Mimoza waited until she heard the front door close, downstairs, then crept from her room over to where the man had been. His wallet was on the floor. Picking it up, she ran back inside, shutting the door with a soft thud. She had needed the toilet but had forgotten to go when she’d seen him lying there. Drunk and unconscious. When he’d woken, fear had held her to the spot, frozen in time. And then he was gone.

Glad he hadn’t been allocated to her, she wondered idly which one of the other girls had missed out on being puked on.

She went to the wardrobe. After placing the wallet on a shelf, she pulled on clean underwear and shuffled back to the bed. She yearned for the comfort of oblivion. The bliss of a long uninterrupted slumber to drown out her fears and terror. Her eyes closed and the door opened. Another client began unzipping his trousers before she could raise herself on to her elbows. Slowly she removed her underwear and spread her legs for the impatient man. He groaned in rhythm to her moans. He in pleasure; she in pain.



Lottie couldn’t sleep. She twisted and turned. Glanced at the digital clock: 1.15. Got up, pulled on her jogging pants again and a light hoodie. Prowling at night was becoming a habit. Bad habit. She wondered if Boyd was in bed. Maybe she’d call over.

Running quickly through town, she was sweating by the time she reached his apartment. As she rang the bell, a car drew up on the pavement and stopped. The door opened and Jackie Boyd stepped out, dangling keys in her hand.

‘Well if it isn’t the woman who stole Marcus’s job.’

Lottie ignored the gibe. Jackie looked tired and haggard. Good, but who am I to judge? she thought.

‘Hello, Jackie. What brings you back to Ragmullin?’ And what was she doing at Boyd’s at this hour?

‘I’ve some things to discuss with my husband. Not that it’s any of your business.’

Lottie smiled wryly. ‘I’ll let you get on with it so.’

She moved away from the door. Jackie walked by her and turned. The cloying scent of an expensive perfume suffused the night.

‘I don’t think he’s at home,’ Lottie said. ‘By the way, I hear McNally’s back in town. Where is he?’

‘Definitely none of your business,’ Jackie said, jabbing the doorbell with a bitten nail.

‘It had better stay that way,’ Lottie said and hurried down the path, away from the constant ringing of the doorbell.

Suddenly she felt very tired.





Thirty-One





Chloe checked Twitter once more. No posts from Maeve.

Tomorrow, she thought, if I hear nothing by tomorrow, I’ll tell Mam everything.

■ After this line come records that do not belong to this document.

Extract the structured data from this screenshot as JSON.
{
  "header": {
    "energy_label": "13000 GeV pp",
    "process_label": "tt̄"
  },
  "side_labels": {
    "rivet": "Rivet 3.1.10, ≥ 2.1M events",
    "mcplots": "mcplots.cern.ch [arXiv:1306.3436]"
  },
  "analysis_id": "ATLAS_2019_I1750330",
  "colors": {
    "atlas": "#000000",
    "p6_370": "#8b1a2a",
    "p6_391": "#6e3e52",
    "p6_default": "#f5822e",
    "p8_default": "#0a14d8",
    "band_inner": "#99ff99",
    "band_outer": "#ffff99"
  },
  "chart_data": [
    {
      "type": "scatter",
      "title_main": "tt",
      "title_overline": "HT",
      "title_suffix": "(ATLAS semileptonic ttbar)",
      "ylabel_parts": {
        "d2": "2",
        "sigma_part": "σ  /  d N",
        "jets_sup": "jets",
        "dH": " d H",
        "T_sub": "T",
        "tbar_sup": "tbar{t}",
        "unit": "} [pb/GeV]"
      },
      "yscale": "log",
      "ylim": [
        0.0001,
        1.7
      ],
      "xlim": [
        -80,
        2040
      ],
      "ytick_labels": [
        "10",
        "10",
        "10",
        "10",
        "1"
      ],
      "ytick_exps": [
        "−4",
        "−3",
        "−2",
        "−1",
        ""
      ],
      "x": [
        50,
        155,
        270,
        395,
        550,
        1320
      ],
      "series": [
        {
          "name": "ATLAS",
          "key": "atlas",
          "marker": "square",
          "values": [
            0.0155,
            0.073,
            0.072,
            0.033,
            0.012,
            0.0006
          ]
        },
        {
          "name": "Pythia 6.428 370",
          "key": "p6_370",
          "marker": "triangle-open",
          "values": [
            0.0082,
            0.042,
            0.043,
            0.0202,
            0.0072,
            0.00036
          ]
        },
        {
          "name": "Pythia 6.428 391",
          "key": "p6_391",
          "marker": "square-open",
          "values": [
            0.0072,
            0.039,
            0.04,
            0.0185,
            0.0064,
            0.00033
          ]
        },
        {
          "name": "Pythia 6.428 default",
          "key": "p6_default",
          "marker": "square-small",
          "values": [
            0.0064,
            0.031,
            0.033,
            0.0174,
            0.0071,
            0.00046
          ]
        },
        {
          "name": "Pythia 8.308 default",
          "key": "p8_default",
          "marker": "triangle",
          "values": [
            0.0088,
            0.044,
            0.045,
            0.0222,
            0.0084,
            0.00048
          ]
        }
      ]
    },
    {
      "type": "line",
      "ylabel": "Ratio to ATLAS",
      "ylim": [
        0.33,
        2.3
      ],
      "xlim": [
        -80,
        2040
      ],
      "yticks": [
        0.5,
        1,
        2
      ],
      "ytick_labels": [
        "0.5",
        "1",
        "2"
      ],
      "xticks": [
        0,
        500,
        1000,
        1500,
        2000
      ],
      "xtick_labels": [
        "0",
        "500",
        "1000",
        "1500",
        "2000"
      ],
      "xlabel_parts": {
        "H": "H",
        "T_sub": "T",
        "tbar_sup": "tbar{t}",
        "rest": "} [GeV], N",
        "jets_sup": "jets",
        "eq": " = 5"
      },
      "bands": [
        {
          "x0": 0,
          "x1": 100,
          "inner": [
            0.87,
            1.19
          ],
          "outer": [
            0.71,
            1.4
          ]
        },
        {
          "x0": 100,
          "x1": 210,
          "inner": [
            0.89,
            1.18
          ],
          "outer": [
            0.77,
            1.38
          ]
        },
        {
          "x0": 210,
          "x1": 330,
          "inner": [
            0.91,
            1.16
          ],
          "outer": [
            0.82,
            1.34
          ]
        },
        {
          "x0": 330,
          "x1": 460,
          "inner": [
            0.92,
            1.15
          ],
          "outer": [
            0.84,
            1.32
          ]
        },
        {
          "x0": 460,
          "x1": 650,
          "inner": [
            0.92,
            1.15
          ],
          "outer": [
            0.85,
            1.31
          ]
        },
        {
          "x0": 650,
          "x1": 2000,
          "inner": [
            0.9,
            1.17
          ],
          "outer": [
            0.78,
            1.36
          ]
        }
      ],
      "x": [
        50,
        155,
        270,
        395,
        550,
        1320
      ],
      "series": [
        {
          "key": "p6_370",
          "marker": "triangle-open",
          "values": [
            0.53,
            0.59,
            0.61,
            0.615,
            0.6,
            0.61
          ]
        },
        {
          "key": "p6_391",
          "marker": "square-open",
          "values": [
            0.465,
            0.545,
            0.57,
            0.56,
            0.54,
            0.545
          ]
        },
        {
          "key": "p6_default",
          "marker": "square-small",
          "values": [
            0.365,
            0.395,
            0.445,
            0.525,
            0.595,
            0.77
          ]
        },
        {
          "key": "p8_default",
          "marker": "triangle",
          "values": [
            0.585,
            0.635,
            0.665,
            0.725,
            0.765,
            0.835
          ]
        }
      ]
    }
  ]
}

She plugged in the charger, placed her phone on the locker and fixed her headphones. As she stared at the ceiling, her room was lit up momentarily by the last train passing high up on the tracks behind the house. She wished she could shed her clammy PJs and sleep naked. But there was no privacy in her house. If she locked the door at night, her mother would be banging it down asking her what would she do if the house went on fire?

As if.

The heat of the day settled into her room, suffocating her. Opening the buttons on her pyjama top, she allowed the air from the open window to ease over her body. Only for a few minutes, she thought, and hummed to the music blasting in her ears.

She must have drifted off to sleep, because suddenly she was thrust awake by a horrible feeling that someone was watching her. She pulled her top closed. Yanking off her headphones, she glanced around in the darkness at the shadows dancing on the walls. She jumped up and dragged the curtains across the window, blotting out the moonlight. Falling back onto her bed, her skin crawling with a cold sweat, she saw a figure standing in the doorway.

She screamed. ‘Mum, help!’

‘Shut up, you silly cow.’

‘Jesus Christ, Sean. You frightened the shite out of me.’ Chloe bolted towards him, pulling on a hoodie.

‘I thought I heard someone at the front door,’ he said.